If I had been arrested at Penn Station that morning, I would’ve confessed to something just to get better caffeine. The story still stands.
If you’re running a security or data protection program at a bank, and any of this sounds like the conversation you keep meaning to have, let’s get on a call. I’ll bring my own coffee.
Data Protection for Banks: Questions I Get Asked
Which institutions use PKWARE for data protection?
Major financial institutions including JPMorgan Chase, Fiserv, Western Union, Wells Fargo, USAA, and Truist use PK Protect for sensitive data discovery and protection across endpoints, file servers, SharePoint, cloud data lakes, and mainframe environments.
Does PKWARE protect data on mainframes?
Yes. PK Protect discovers and protects sensitive data inside COBOL programs and the datasets they touch, including GDG and PDS files, using the same policy engine that protects endpoints and cloud data. No other vendor in this category covers endpoint, cloud, and mainframe in one product.
How does PK Protect handle SharePoint at scale?
PK Protect scans SharePoint, identifies sensitive content, and applies Microsoft Sensitivity Labels at volumes beyond what native Microsoft tooling is designed to sustain.
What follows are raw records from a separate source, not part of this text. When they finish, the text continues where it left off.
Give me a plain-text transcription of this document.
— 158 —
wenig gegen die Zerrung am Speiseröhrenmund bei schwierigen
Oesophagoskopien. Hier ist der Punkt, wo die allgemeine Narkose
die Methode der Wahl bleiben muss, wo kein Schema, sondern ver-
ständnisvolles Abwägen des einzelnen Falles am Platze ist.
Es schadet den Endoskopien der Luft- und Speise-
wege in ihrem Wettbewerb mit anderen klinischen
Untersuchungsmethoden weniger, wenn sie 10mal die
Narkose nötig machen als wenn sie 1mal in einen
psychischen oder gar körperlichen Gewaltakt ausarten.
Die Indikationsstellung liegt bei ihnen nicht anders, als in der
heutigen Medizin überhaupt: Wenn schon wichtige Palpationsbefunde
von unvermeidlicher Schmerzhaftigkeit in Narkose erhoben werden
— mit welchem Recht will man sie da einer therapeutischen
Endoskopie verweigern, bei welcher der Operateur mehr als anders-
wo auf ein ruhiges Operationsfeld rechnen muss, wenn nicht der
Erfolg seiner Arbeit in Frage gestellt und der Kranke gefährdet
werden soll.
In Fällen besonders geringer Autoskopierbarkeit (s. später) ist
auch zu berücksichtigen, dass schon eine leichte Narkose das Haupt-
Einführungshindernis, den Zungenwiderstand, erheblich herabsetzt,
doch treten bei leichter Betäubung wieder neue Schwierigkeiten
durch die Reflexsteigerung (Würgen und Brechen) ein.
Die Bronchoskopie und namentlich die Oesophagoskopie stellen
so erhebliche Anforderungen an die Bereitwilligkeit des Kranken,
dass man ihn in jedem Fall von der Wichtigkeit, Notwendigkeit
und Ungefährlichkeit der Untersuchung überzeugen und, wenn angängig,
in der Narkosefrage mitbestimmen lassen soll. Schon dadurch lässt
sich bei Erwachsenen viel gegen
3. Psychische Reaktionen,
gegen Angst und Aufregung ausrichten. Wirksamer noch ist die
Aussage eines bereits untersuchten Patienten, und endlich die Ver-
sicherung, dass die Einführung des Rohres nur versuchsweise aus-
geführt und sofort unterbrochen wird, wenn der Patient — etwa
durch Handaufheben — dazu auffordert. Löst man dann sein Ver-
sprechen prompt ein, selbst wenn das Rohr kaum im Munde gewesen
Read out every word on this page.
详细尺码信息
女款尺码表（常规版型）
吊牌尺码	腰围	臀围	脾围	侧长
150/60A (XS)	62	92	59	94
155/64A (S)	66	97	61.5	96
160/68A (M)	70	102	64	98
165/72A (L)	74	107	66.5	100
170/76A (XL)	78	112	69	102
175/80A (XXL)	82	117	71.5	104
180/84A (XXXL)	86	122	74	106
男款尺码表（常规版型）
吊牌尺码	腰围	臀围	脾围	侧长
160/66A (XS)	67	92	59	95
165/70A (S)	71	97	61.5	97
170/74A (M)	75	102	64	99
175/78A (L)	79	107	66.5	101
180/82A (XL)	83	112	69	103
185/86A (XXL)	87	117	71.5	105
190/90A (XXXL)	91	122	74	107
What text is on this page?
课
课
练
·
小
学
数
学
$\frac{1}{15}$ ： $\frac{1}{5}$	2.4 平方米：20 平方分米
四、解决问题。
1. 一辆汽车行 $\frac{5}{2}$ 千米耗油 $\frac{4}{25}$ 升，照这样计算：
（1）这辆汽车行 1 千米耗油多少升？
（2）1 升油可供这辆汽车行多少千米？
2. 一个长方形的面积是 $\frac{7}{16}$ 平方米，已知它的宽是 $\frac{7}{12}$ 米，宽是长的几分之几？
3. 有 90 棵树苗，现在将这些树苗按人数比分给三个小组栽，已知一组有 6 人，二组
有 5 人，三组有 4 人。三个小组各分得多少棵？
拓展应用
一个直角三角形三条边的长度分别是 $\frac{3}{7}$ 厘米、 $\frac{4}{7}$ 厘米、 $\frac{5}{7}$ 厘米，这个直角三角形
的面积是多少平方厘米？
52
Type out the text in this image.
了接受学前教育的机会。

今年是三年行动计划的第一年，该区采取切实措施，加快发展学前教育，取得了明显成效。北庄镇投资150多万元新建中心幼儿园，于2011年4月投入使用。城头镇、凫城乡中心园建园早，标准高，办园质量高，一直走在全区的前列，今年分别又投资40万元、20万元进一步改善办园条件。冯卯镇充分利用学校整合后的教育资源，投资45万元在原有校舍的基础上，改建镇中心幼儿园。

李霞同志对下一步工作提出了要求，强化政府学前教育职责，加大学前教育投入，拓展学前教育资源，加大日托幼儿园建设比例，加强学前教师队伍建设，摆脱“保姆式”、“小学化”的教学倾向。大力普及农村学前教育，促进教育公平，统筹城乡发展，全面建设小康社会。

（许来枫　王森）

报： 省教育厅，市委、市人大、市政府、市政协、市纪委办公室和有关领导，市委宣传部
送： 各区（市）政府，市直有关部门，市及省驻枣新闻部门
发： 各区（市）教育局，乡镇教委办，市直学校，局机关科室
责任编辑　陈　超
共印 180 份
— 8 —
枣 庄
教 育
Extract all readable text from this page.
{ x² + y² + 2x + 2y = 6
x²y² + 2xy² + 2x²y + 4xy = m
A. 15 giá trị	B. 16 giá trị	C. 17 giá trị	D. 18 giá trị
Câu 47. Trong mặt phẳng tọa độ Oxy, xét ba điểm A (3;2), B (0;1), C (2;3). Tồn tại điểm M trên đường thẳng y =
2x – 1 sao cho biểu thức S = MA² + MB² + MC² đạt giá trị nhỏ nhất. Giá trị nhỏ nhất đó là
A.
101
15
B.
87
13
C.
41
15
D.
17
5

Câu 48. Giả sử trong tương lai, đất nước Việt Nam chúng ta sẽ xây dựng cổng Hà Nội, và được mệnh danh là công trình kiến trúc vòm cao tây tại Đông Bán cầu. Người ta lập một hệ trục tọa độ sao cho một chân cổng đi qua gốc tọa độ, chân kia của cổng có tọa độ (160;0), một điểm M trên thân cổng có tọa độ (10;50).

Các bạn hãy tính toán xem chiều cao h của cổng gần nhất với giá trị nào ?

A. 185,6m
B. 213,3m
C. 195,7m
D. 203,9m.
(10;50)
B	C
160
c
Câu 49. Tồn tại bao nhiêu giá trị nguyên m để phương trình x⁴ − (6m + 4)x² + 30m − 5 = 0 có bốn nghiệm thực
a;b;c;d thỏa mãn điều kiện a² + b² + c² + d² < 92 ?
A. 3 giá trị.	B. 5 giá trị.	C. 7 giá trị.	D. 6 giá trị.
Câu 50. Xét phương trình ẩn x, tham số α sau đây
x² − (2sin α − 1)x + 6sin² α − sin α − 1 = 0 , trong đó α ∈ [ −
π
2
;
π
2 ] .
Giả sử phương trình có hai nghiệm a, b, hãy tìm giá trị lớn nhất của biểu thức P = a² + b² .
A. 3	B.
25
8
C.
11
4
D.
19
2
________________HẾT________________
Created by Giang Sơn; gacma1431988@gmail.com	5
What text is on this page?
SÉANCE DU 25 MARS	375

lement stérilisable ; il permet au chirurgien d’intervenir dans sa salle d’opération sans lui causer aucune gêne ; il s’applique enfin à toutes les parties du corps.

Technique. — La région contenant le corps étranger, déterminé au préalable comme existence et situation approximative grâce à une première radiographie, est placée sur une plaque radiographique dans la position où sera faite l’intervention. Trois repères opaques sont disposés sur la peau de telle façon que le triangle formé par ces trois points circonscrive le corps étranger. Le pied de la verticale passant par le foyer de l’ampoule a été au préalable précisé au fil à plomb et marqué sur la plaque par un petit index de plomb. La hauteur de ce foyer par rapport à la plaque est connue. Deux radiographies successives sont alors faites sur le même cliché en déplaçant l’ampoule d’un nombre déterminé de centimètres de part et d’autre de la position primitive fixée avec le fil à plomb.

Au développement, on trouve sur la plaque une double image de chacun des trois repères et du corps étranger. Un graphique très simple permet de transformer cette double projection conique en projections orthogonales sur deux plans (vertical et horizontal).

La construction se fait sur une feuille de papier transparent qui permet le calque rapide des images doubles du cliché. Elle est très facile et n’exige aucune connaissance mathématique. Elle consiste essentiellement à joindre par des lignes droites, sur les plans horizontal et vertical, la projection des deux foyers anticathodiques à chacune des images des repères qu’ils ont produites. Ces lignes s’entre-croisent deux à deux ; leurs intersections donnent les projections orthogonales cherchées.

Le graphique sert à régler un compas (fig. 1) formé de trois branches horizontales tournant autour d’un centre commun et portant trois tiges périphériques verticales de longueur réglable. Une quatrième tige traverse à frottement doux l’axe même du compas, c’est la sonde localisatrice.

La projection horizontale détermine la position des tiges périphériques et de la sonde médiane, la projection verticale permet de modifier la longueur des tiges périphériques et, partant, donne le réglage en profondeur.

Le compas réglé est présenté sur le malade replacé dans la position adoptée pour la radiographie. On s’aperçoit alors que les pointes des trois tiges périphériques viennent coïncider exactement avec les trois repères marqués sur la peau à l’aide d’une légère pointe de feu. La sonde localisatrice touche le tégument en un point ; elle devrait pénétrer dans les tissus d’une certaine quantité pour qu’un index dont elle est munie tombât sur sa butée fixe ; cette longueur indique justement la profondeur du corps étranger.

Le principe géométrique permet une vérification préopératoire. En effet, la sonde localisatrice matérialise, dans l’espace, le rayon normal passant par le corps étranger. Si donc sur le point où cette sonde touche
Every policy also includes a fall-back action. If a file can’t accept a label, PK Protect will mask, redact, move, or quarantine the data instead.
What does data protection for banks at scale actually mean?
Data protection for banks at scale means discovering, classifying, and protecting sensitive data (PCI, PII, proprietary records) across every surface where it lives. Endpoints. File servers. SharePoint. Cloud data lakes. Mainframe datasets. One policy engine, applied consistently across all of them.
Can one tool actually handle endpoint, cloud, and mainframe data protection?
Yes, in the case of PK Protect. The same scan engine and policy logic apply across hundreds of thousands of endpoints, petabyte-scale data lakes (HDFS, Hive, S3, Azure Data Lake), and mainframe environments running COBOL programs and legacy datasets.